I'm very bad at regular expressions and don't really understand them. But I want to make my code work great! I have a task to get all the DOI
from a large text, but immediately there are problems, namely the difference in the display of the DOI
.
DOI: 10.1...
DOI:10.1...
http(s)://dx.doi.org/10.1...
http(s)://doi.org/10.1...
DOI: 11.11111/aaa.111&1111&11
Now I have a regular expression that handles the code just 10.1....
$doiPattern = "/\b(10\.[0-9]{4,}(?:\.[0-9]+)*\/(?:(?![\"&\'])\S)+)\b/";
Unfortunately, my code can't process all the options that I presented. But just pulls out the 10.1...
from the full links. https://doi.org/ 11.11111/aaa.111111111
The code I have tried:
$element = "Lorem Lorem Lorem Lorem Lorem Lorem Lorem `https://dx.doi.org/11.11111/aaa.111111111` Lorem Lorem Lorem Lorem Lorem Lorem Lorem Lorem Lorem Lorem Lorem Lorem Lorem Lorem Lorem Lorem Lorem Lorem Lorem Lorem Lorem Lorem Lorem Lorem `https://doi.org/11.11111/aaa.111111111` Lorem Lorem Lorem Lorem Lorem Lorem Lorem Lorem `DOI: 11.11111/aaa.111&1111&11` Lorem Lorem Lorem Lorem Lorem Lorem Lorem Lorem Lorem Lorem Lorem Lorem Lorem Lorem Lorem Lorem Lorem Lorem Lorem Lorem Lorem Lorem Lorem Lorem Lorem Lorem Lorem Lorem `DOI:11.11111/aaa.111&1111&11` Lorem Lorem Lorem "

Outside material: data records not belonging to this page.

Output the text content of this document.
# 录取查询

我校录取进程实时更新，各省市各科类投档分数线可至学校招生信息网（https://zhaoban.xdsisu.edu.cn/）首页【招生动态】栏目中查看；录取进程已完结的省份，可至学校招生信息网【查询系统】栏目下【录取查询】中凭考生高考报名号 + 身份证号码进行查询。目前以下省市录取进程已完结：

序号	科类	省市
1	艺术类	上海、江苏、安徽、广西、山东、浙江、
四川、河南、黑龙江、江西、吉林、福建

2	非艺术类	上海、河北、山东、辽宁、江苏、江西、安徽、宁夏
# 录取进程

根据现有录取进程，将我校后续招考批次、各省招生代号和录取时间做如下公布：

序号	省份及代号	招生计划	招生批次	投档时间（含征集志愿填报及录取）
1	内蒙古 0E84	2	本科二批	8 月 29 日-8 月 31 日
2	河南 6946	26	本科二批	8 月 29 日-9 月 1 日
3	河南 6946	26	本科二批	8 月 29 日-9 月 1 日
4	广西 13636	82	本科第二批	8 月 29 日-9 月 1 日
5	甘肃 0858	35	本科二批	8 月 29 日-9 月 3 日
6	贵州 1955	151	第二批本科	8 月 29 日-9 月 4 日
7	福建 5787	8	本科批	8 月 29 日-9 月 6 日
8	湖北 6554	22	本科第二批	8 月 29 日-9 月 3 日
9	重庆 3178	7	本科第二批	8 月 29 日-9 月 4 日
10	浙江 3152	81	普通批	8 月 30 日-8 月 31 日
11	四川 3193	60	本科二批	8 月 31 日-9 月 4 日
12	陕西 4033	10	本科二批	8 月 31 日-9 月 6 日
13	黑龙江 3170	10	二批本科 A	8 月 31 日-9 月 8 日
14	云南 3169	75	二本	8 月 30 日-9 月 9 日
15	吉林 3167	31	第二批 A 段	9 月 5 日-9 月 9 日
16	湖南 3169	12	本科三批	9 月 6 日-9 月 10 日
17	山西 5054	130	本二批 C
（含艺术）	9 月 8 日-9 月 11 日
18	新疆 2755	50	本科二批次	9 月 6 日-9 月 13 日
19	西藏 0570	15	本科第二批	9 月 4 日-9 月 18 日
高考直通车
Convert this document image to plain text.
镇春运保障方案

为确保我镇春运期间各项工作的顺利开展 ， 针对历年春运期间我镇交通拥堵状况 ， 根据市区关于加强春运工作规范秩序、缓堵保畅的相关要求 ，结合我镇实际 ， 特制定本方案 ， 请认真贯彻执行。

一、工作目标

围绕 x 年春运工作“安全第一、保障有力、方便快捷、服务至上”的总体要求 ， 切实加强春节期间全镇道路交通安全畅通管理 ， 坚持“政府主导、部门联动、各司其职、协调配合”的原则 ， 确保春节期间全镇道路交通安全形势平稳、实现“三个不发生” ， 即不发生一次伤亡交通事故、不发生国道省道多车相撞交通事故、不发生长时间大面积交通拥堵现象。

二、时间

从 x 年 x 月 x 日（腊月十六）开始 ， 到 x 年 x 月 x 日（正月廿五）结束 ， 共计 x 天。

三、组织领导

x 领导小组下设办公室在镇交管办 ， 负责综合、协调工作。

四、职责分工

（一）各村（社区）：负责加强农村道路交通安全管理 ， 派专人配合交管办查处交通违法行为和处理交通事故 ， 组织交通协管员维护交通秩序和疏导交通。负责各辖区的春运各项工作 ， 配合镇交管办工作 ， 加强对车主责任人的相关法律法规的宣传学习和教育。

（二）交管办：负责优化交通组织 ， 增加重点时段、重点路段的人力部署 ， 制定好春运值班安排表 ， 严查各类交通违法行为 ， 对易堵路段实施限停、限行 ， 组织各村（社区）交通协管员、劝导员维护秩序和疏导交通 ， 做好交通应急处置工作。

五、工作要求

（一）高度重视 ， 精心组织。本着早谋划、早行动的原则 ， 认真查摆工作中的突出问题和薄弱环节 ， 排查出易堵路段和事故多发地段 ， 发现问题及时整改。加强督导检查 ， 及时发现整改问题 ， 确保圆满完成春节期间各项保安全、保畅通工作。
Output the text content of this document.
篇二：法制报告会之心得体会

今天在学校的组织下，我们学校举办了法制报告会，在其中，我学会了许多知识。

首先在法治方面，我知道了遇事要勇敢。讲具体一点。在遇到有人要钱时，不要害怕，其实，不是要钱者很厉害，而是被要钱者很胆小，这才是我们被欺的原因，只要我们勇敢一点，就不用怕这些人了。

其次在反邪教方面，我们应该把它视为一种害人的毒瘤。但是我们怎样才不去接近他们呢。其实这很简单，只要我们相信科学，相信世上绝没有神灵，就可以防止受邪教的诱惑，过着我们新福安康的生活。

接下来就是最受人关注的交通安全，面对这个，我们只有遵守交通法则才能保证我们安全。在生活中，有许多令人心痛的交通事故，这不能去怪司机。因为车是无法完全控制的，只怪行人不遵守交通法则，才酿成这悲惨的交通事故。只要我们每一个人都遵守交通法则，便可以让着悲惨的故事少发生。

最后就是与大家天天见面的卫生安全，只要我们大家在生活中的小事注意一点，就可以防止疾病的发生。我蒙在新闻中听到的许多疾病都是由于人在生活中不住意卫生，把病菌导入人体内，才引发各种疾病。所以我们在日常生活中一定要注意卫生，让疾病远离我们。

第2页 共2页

$doiPattern = "/\b(10\.[0-9]{4,}(?:\.[0-9]+)*\/(?:(?![\"&\'])\S)+)\b/";
$doiData = preg_match_all($doiPattern, $element, $doiMatches);
foreach ($doiMatches[0] as $doiMatch) {
//...
}
how do I update the regular expression so that it takes into account the conditions. For example, a space between the words DOI:
, as well as a links?
Here is a working solution with an updated regex pattern and PHP code.
<?php
$string = "Lorem Lorem Lorem Lorem Lorem Lorem Lorem https://dx.doi.org/11.11111/aaa.111111111 Lorem Lorem Lorem Lorem Lorem Lorem Lorem Lorem Lorem Lorem Lorem Lorem Lorem Lorem Lorem Lorem Lorem Lorem Lorem Lorem Lorem Lorem Lorem Lorem Lorem https://doi.org/11.11111/aaa.111111111 Lorem Lorem Lorem Lorem Lorem Lorem Lorem Lorem DOI: 11.11111/aaa.111&1111&11 Lorem Lorem Lorem Lorem Lorem Lorem Lorem Lorem Lorem Lorem Lorem Lorem Lorem Lorem Lorem Lorem Lorem Lorem Lorem Lorem Lorem Lorem Lorem Lorem Lorem DOI:11.11111/aaa.111&1111&11 Lorem Lorem Lorem";
// Define regex pattern for DOI
$pattern = '/((https?:\/\/(?:dx\.)?doi\.org\/|DOI:\s*)(\d+(\.\d+)*\/\S+))/i';
// Perform the match
preg_match_all($pattern, $string, $matches);
// Print all matches
print_r($matches[0]);
Output
Array
(
[0] => https://dx.doi.org/11.11111/aaa.111111111
[1] => https://doi.org/11.11111/aaa.111111111
[2] => DOI: 11.11111/aaa.111&1111&11
[3] => DOI:11.11111/aaa.111&1111&11
)
Explanation of the Regex Pattern Used Above
Protocol Matching:
https?:\/\/
: This part checks for a URL starting with either http:// or https://.
Domain and Path:
(?:dx\.)?doi\.org\/
: This section matches the domain doi.org optionally preceded by dx..
OR Operator:
|
: This symbol means "or". It's like saying "match either this part or that part".
DOI Identifier:
DOI:\s*
: This part matches the literal string DOI: followed by optional whitespace characters.
DOI Value:
\d+(\.\d+)*\/\S+
: This part captures the actual DOI value:
\d+
: Matches one or more digits.
(\.\d+)*
: Allows for zero or more occurrences of a dot followed by one or more digits. This is for version numbers.
\/
: Matches a forward slash.
\S+
: Matches one or more non-whitespace characters, which typically represent the remainder of the DOI.
Case Insensitivity:
/i
: This flag makes the pattern case-insensitive, so it matches both uppercase and lowercase letters.